If it’s spread by contact or droplets, constant hand and clothing washing and staying at least 6 feet away from others is the best thing that you can do. If it’s airborne, staying away from others whenever possible is the best solution. If it’s spread by animals, stay away from animals and meat that you’re uncertain of can help prevent infection and spread.
You should invest in your supply of Personal Protective Equipment (PPE). Ensure that you have gloves, masks, sanitizer, bug spray, etc. These items can be the difference between getting infected and staying healthy. It is incredibly important to know the different PPE types available to you and use the right PPE for the problem.
As always, you should keep maintaining good hygiene as a priority. If you are not washing your hands regularly after touching foreign objects, you open the door to the possibility of infection. Remember to clean with hot water and adequately scrub your hands even up to your wrists. Cover your mouth if you have to sneeze or cough. Make sure you have no open wounds or cuts that could be open to airborne infection.
Remember food safety protocols. For example, do not cut raw chicken with a knife and use the same knife to prep your veggies. Also, remember to cook your food thoroughly. A food thermometer should be a go-to daily tool for your kitchen!

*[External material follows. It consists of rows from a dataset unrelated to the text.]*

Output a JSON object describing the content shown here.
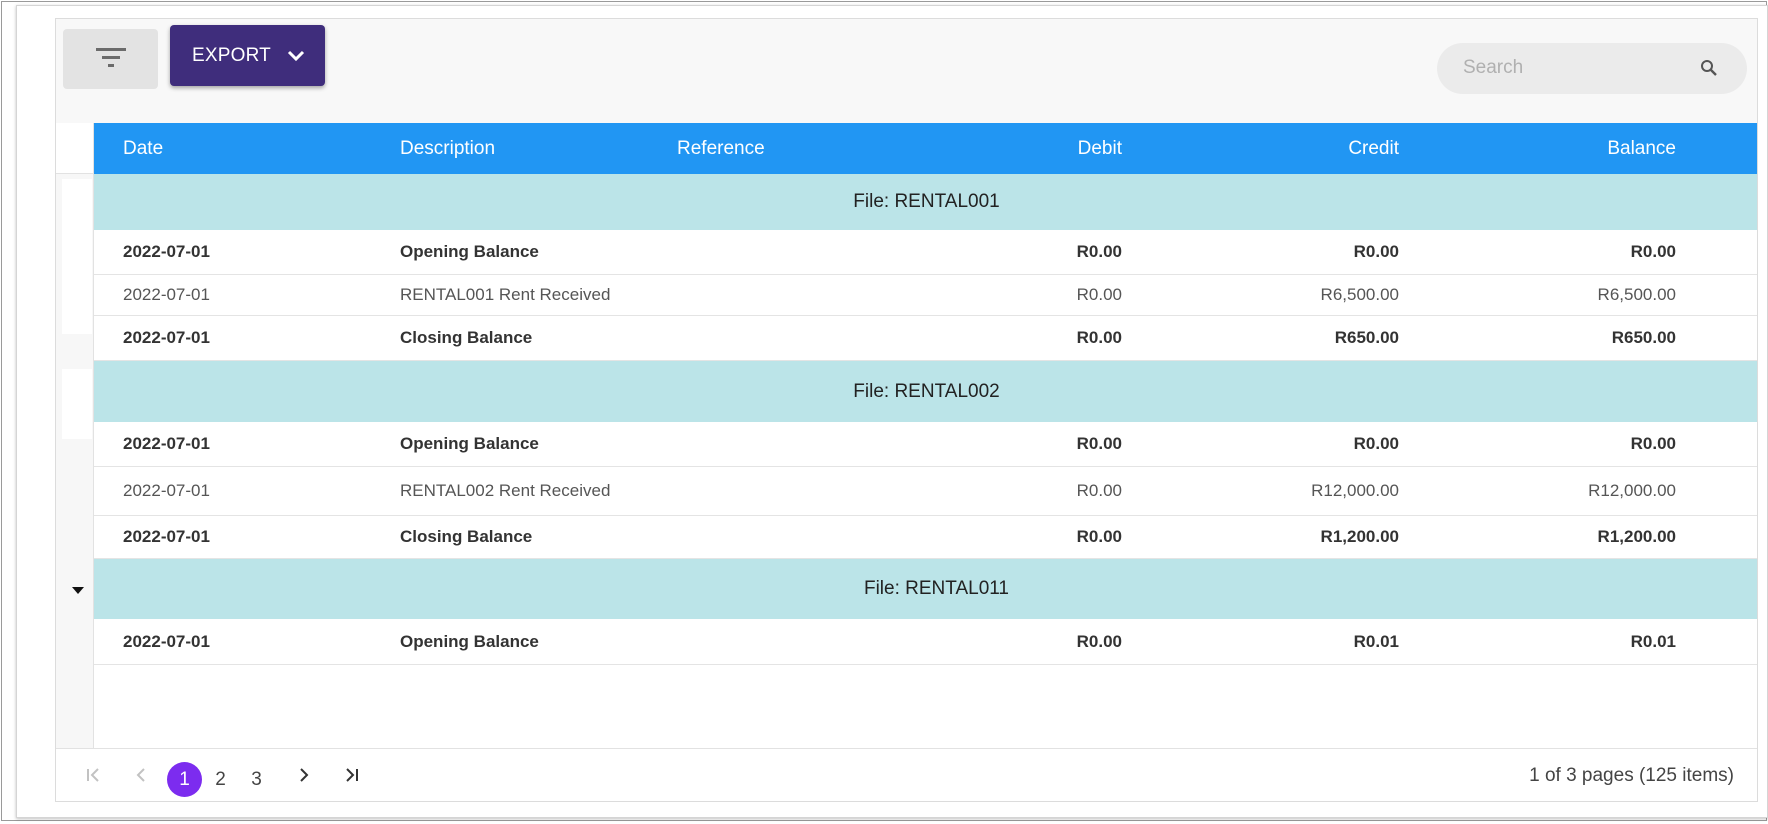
{
  "toolbar": {
    "filter_icon": "filter-icon",
    "export_label": "EXPORT",
    "search_placeholder": "Search",
    "search_value": ""
  },
  "columns": {
    "date": "Date",
    "description": "Description",
    "reference": "Reference",
    "debit": "Debit",
    "credit": "Credit",
    "balance": "Balance"
  },
  "groups": [
    {
      "label": "File: RENTAL001",
      "rows": [
        {
          "date": "2022-07-01",
          "description": "Opening Balance",
          "reference": "",
          "debit": "R0.00",
          "credit": "R0.00",
          "balance": "R0.00"
        },
        {
          "date": "2022-07-01",
          "description": "RENTAL001 Rent Received",
          "reference": "",
          "debit": "R0.00",
          "credit": "R6,500.00",
          "balance": "R6,500.00"
        },
        {
          "date": "2022-07-01",
          "description": "Closing Balance",
          "reference": "",
          "debit": "R0.00",
          "credit": "R650.00",
          "balance": "R650.00"
        }
      ]
    },
    {
      "label": "File: RENTAL002",
      "rows": [
        {
          "date": "2022-07-01",
          "description": "Opening Balance",
          "reference": "",
          "debit": "R0.00",
          "credit": "R0.00",
          "balance": "R0.00"
        },
        {
          "date": "2022-07-01",
          "description": "RENTAL002 Rent Received",
          "reference": "",
          "debit": "R0.00",
          "credit": "R12,000.00",
          "balance": "R12,000.00"
        },
        {
          "date": "2022-07-01",
          "description": "Closing Balance",
          "reference": "",
          "debit": "R0.00",
          "credit": "R1,200.00",
          "balance": "R1,200.00"
        }
      ]
    },
    {
      "label": "File: RENTAL011",
      "rows": [
        {
          "date": "2022-07-01",
          "description": "Opening Balance",
          "reference": "",
          "debit": "R0.00",
          "credit": "R0.01",
          "balance": "R0.01"
        }
      ]
    }
  ],
  "pager": {
    "pages": [
      "1",
      "2",
      "3"
    ],
    "current_page": "1",
    "info": "1 of 3 pages (125 items)"
  },
  "colors": {
    "header_bg": "#2196f3",
    "group_bg": "#bbe4e8",
    "export_bg": "#3f2d7c",
    "active_page": "#7c2cef"
  }
}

Suppose you intend to go out and put yourself at risk. Make sure that you are up to date on all your vaccines! If you are traveling, take the necessary precautions to ensure your health and safety while abroad.
Remember, you are responsible for your health. Keep yourself clean and healthy. If you have any questions, reach out to your doctor. Get tested regularly, and finally, taking control of medical waste is absolutely vital.
Medical waste should be properly and quickly disposed of to prevent further spread of infection.